Policy decision data is transmitted to ensure end users querying data are limited to the appropriate access as defined by the policies in Immuta.
Spark Plugin
In the Databricks integration, the user, data source information, and query are sent to Immuta through the Spark plugin to determine what policies need to be applied while the query is being processed. Data that travels from Immuta to the Databricks cluster could include
user attributes.
what columns to mask.
the entire predicate itself (for row-level policies).
A user runs a query against data in their environment.
The query is sent to the Immuta Web Service.
The Web Service queries the Metadata Database to obtain the policy definition, which includes data source metadata (tags, column names, etc.) and user entitlements (groups and attributes).
The policy information is transmitted to the remote data system for native policy enforcement.
Query results are displayed based on what policy definition was applied.
Sample data is processed and aggregated or reduced during Immuta's fingerprinting process and specific policy processes. Note: Data Owners can see sample data when editing a data source. However, this action requires the database password, and the small sample of data visible is only displayed in the UI and is not stored in Immuta.
When enabled, statistical queries made during data source health checks are distilled into summary statistics, called fingerprints. The sample data processed for fingerprinting allows Immuta to track data source changes.
During this process, statistical query results and data samples (which may contain PII) are temporarily held in memory by the Fingerprint Service.
The fingerprinting process checks for new tables through schema monitoring (when enabled) and captures summary statistics of changes to data sources, including when policies were applied, external views were created, or sensitive data elements were added.
Immuta does not sample data for row redaction policies.
Immuta does not sample data for row redaction policies; Immuta only pulls samples of data to determine if a column is a candidate for randomized response and aggregates of user-defined cohorts for k-anonymization. Both datasets only exist in memory during the computation.
Sample data is processed when k-anonymization or randomized response policies are applied to data sources.
Sample data exists temporarily in memory in the Fingerprint Service during the computation.
k-Anonymization Policies: At the time of its application, the columns of a k-anonymization policy are queried under a separate fingerprinting process that generates rules enforcing k-anonymity. The results of this query, which may contain PII, are temporarily held in memory by the Fingerprint Service.
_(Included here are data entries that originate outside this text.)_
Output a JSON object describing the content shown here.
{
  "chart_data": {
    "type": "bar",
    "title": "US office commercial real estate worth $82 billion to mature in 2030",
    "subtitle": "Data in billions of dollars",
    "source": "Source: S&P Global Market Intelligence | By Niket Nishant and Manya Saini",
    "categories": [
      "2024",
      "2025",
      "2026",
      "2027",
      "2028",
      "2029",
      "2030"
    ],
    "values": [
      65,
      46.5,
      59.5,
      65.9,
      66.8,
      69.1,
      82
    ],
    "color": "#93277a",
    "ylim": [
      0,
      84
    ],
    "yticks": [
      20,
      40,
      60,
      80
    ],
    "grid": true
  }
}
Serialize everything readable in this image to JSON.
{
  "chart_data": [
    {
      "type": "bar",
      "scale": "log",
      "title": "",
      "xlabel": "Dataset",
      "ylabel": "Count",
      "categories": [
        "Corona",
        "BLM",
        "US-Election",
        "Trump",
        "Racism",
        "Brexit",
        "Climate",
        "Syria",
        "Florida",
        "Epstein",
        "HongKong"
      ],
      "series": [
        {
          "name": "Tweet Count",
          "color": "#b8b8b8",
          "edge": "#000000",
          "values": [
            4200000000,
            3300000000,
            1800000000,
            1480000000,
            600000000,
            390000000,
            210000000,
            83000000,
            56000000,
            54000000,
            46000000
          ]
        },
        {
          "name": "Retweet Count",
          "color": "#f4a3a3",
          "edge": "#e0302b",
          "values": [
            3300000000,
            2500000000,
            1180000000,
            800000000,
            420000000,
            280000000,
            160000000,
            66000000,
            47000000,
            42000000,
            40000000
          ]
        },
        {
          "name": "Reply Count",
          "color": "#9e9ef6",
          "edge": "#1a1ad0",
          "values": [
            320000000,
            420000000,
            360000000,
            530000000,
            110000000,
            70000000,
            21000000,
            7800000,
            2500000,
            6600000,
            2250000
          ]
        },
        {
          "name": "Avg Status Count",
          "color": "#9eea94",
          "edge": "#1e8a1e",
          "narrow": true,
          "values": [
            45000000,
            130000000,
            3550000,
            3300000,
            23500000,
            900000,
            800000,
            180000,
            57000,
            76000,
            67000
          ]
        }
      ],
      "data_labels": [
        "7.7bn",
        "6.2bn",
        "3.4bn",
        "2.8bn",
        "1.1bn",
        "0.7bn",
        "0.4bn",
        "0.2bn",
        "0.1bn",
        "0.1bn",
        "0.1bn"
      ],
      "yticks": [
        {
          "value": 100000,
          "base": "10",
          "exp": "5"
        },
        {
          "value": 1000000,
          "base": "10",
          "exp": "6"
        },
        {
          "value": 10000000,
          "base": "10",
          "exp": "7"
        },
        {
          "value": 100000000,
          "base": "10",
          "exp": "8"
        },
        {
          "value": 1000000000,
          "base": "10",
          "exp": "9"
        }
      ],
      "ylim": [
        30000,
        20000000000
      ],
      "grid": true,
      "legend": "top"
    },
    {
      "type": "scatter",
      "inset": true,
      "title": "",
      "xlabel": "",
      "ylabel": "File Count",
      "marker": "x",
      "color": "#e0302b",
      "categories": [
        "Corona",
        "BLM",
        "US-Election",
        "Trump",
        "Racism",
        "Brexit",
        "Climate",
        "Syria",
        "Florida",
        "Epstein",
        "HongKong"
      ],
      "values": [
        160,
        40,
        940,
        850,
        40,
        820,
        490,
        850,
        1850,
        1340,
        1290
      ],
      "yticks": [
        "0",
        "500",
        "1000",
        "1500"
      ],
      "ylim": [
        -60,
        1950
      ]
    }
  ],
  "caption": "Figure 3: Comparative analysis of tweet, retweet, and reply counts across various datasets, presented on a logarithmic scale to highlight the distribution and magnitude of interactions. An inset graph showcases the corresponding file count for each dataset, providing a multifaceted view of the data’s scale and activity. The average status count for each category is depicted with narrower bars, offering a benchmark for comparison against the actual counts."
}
The final rules are stored in the Metadata Database as the policy definition for enforcement.
Randomized Response Policies: If the list of substitution values for a categorical column is not part of the policy specification (e.g., when specified via the API), a list is obtained via query and merged into the policy definition in the Metadata Database.
Raw data is processed for masking, producing either a distinct set of values or aggregated groups of values.
Immuta captures metadata and stores it in an internal PostgreSQL database. Customers can encrypt the volumes backing the database using an external Key Management Service to ensure that data is encrypted at rest.
To encrypt data in transit, Immuta uses TLS protocol, which is configured by the customer.
Immuta encrypts values with data encryption keys, either those that are system-generated or managed using an external key management service (KMS). Immuta recommends a KMS to encrypt or decrypt data keys and supports the AWS Key Management Service; however, if no KMS is configured, Immuta will generate a data encryption key on a user-defined rollover schedule, using the most recent data key to encrypt new values while preserving old data keys to decrypt old values.
Immuta employs three families of functions in its masking policies:
One-way Hashing: One-way (irreversible) hashing is performed via a salted SHA256 hash. A consistent salt is used for values throughout the data source, so users can count or track the specific values without revealing the true value. Since hashed values are different across data sources, users are unable to join on hashed values. Note: joining on masked values can be enabled in Immuta Projects.
Reversible Masking: For reversible masking, values are encrypted using AES-256 CBC encryption. Encryption is performed using a cell-specific initialization vector. The resulting values can be unmasked by an authorized user. Note that this is dynamic encryption of individual fields as results are streamed to the querying system; Immuta is not modifying records in the data store.
Reversible Format Preserving Masking: Format preserving masking maintains the format of the data while masking the value, and is achieved by initializing and applying the NIST standard method FF1 at the column level. The resulting values can be unmasked by an authorized user.
Immuta communicates with remote databases over a TCP connection.